Musicians, poets and dancers take a stance against rape culture at Rock Against Rape
The center wanted to use multiple art forms to share their message of zero-tolerance for violence.
Sep. 11, 2015
The Relationship and Sexual Violence Prevention Center hosted Rock Against Rape on Traditions Plaza after a three-year hiatus. Rock Against Rape is organized by the RSVP’s student organization STARS, Stronger Together Against Relationship and Sexual Violence.
The purpose of the event was to educate students on sexual violence prevention through a night of free music and poetry, RSVP graduate assistant Tim Maness said.

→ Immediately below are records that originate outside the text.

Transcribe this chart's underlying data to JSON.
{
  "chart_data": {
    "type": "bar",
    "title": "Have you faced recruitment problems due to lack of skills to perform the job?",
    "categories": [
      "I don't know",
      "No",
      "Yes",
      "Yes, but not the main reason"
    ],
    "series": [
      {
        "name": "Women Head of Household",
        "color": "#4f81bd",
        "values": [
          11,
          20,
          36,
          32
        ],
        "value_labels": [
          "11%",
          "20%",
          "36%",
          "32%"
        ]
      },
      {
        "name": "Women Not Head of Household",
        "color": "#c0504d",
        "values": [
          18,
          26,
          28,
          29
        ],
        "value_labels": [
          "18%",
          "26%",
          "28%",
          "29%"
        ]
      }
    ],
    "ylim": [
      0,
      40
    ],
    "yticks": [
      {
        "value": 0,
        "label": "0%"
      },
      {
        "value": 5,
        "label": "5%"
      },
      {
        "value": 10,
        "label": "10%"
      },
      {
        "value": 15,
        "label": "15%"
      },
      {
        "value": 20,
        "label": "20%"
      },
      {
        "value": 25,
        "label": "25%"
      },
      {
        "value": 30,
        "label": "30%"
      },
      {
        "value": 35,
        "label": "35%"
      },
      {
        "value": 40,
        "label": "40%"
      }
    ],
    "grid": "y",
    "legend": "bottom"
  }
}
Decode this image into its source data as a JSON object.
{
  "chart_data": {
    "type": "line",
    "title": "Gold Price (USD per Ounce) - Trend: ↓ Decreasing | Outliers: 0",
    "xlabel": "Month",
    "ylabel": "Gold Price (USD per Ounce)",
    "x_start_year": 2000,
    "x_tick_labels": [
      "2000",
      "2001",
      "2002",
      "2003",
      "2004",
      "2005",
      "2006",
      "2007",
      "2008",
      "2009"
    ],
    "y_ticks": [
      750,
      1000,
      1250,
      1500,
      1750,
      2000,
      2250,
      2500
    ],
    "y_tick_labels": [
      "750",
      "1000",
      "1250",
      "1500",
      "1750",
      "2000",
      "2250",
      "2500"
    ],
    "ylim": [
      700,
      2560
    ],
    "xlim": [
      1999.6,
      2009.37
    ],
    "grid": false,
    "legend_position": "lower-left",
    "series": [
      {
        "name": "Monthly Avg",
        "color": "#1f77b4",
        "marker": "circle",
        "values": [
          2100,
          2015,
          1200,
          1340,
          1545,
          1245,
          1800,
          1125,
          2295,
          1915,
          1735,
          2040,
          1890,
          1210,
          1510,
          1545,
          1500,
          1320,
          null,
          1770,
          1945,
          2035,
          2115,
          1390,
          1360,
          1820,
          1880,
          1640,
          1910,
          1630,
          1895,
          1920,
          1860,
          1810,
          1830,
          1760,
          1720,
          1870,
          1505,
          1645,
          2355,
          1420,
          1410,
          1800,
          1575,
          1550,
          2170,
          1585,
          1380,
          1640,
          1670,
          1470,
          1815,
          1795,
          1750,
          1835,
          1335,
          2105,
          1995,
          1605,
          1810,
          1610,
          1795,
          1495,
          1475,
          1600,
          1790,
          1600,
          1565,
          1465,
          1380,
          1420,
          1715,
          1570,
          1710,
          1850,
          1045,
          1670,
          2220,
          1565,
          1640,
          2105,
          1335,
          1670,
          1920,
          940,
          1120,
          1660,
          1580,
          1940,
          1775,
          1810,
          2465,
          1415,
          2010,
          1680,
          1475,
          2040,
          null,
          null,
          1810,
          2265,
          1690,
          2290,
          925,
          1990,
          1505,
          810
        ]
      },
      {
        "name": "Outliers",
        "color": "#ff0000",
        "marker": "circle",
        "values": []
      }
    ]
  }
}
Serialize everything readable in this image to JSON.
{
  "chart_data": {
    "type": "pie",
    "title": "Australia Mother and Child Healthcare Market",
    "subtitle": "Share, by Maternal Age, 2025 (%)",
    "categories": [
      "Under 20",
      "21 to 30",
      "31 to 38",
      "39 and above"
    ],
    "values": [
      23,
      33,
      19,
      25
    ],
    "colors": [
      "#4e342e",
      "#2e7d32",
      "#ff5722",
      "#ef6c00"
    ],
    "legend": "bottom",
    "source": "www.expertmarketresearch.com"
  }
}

“Our primary thing is that we provide a safe spot to have difficult dialogue about interpersonal violence in our society and in our culture and personal lives,” Maness said.
The performers at the event were volunteers.
“The performers came here out of the goodness of their own hearts, to give a message of positivity and support survivors across our college campus,” Maness said.
Among the artists were sister duo Delia and Hannah Rainey, otherwise know as Dubb Nubb. The sisters are former MU students and were happy to be back playing on their old stomping grounds, the sisters said.
“We really support what they’re doing, and it’s pretty amazing for the university to have all these resources,” Delia Rainey said.
Not only was there music, but poets and dancers also stepped on stage to support sexual violence prevention. Indie Poets President Shelbey Parnell performed spoken word poetry, along with other MU writers.
The concert was free to attend, which drew a large crowd.
“I love music and hate rape culture,” freshman Sophia Faiella said. “I think that events like this, that are open and free to the public, makes people talk and it makes them ask questions. Then, they know more and tell their friends.”
The music festival-esque atmosphere creates a light and uplifting vibe to attract more students, Maness said in a previous Maneater article. RSVP undergraduate assistant Kelsey Burns said in that article the center decided to use different artistic forms to create a diverse night of entertainment.
“I think that as women or anyone who is going through something, the fact that you can sit down and play guitar or make art is something that is really empowering,” Delia Rainey said.